On July 19, 2004, the Court issued the Memorandum and Order denying the certification of a plaintiff class, and directed the plaintiff to file an Amended Complaint by August 20, 2004. The plaintiff did not filed an Amended Complaint, and the defendants instead filed two renewed motions to dismiss. On August 31, 2004, U.S. District Judge Joseph F. Bataillon issued the Memorandum and Order granting both motions to dismiss, and, in accordance with the Memorandum and Order, the Court issued Judgment dismissing the plaintiff’s complaint.
The complaint charges Ameritrade, Knight and certain key officers and directors with mutiple violations of SEC Rules 3b, 10b and 11Ac. Ameritrade violated Rule 11Ac in that they failed to disclose to their customers their true affiliation with Knight, the true level of customer order flow routed to Knightfor execution and the true payments for order flow received from Knight. Knight violated Rules 11Ac regarding order handling and display in connection with the orders placed via Ameritrade's customers. Both companies filed false historical data in required SEC filings and reports. All defendants violated Rules 10b and 3a in a scheme to defraud Ameritrade's customers through improper order execution by not properly revealing the true affiliation shared between the parties as complained of in this action.
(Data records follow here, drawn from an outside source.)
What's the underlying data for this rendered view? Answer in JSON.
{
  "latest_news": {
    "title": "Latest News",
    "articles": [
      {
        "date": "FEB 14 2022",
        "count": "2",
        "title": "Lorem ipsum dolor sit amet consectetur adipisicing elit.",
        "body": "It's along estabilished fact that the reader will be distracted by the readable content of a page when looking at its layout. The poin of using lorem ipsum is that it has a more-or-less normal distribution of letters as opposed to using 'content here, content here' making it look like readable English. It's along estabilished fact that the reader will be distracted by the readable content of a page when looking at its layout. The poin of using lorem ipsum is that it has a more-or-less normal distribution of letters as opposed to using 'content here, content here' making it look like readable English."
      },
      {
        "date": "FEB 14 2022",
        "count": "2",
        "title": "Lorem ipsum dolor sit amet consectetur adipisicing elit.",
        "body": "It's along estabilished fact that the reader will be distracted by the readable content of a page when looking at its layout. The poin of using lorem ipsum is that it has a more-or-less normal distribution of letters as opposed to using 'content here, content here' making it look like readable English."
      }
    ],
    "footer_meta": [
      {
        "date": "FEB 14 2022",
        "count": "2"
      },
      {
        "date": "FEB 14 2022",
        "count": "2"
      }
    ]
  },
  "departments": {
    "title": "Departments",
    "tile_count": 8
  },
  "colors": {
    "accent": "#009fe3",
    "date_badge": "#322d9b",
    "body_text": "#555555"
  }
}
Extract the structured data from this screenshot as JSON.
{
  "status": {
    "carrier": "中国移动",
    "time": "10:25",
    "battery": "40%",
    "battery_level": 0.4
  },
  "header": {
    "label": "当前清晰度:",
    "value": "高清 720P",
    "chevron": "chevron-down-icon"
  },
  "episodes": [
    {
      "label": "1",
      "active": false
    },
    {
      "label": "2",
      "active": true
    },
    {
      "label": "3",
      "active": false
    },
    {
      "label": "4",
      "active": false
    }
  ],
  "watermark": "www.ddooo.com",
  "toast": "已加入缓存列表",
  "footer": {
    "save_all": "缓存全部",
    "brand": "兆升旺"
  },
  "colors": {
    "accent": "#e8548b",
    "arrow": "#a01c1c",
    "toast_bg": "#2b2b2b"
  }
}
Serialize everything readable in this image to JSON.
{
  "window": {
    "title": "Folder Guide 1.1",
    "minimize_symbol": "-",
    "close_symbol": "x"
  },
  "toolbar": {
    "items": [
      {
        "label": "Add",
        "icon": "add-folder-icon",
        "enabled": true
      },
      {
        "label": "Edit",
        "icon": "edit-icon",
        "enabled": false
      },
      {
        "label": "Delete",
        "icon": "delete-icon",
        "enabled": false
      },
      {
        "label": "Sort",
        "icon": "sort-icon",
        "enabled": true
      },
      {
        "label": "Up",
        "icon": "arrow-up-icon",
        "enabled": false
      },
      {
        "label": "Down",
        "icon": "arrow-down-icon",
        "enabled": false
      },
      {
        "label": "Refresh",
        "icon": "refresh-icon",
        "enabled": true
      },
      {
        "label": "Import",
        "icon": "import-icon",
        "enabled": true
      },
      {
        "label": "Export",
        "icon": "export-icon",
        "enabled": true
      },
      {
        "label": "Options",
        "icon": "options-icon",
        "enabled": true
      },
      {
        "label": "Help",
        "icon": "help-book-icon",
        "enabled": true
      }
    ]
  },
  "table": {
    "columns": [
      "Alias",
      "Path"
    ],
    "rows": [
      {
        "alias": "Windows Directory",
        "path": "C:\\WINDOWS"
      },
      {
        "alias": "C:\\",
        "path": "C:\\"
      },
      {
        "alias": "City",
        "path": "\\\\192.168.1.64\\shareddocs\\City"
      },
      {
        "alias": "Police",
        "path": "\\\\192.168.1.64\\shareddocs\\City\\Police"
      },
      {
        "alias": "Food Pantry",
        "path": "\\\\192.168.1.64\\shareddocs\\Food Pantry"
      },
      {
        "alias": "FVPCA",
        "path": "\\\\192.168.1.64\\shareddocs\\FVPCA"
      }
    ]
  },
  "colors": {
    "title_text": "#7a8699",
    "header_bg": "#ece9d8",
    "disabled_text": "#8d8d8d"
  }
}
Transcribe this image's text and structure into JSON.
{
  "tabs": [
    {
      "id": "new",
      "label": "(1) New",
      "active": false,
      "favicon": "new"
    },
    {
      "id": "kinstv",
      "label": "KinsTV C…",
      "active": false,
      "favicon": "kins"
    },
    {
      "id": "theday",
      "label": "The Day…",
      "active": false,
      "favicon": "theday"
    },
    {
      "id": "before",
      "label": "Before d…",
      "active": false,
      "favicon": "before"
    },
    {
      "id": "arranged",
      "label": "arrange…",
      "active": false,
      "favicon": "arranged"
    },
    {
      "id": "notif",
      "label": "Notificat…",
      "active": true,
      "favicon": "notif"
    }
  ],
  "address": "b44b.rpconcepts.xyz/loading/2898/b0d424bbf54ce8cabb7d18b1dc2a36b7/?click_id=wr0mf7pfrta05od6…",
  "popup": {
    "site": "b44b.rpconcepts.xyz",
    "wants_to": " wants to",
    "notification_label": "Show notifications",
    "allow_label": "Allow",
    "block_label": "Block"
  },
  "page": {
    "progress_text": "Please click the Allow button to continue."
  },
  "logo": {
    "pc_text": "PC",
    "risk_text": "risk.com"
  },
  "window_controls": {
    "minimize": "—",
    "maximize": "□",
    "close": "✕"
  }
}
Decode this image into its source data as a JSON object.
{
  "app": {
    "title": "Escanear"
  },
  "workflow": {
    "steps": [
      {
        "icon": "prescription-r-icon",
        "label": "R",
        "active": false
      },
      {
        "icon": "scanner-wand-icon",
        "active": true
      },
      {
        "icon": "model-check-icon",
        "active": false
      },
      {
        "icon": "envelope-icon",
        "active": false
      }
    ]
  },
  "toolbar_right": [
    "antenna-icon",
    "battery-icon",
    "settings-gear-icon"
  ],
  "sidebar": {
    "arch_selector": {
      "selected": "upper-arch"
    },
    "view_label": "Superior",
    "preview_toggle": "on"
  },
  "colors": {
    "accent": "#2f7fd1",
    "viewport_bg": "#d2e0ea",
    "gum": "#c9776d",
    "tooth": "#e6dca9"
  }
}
The complaint further alleges that approximately 70 percent of all customers' orders were routed to Knight for execution during the 8 1/2 year Class Period. This resulted in improper order handling and execution of nearly 40,000 trades per day on all securities on all major exchanges. The amount defrauded of the 3 million plus Class members in this action resulted in losses of billions of dollars of investment capital. The lawsuit seeks $4.5 billion in restitution, or $1500 per member. Ameritrade failed their fiduciary responsibility to disclose the affiliation shared with Knight to their customers, the regulatory agencies and the investing public. Ameritrade's ownership position of Knight common stock, revenues received for payment for order flow and past equity income gains from Roundtable Partners LLC obligates Ameritrade to properly disclose all levels of this affiliation to the public. By not disclosing this affiliation, and Knight's willful violations of SEC Rules, as sanctioned by the SEC and the NASD, the Class Members have sustained the damages complained of herein.
NOTE: This securities class action lawsuit was brought on behalf of all who became a customer of Ameritrade between March 29, 1995 and September 30, 2003, and were victim to their orders placed via Ameritrade and Knight not receiving the execution deserved, and sustained financial losses thereby.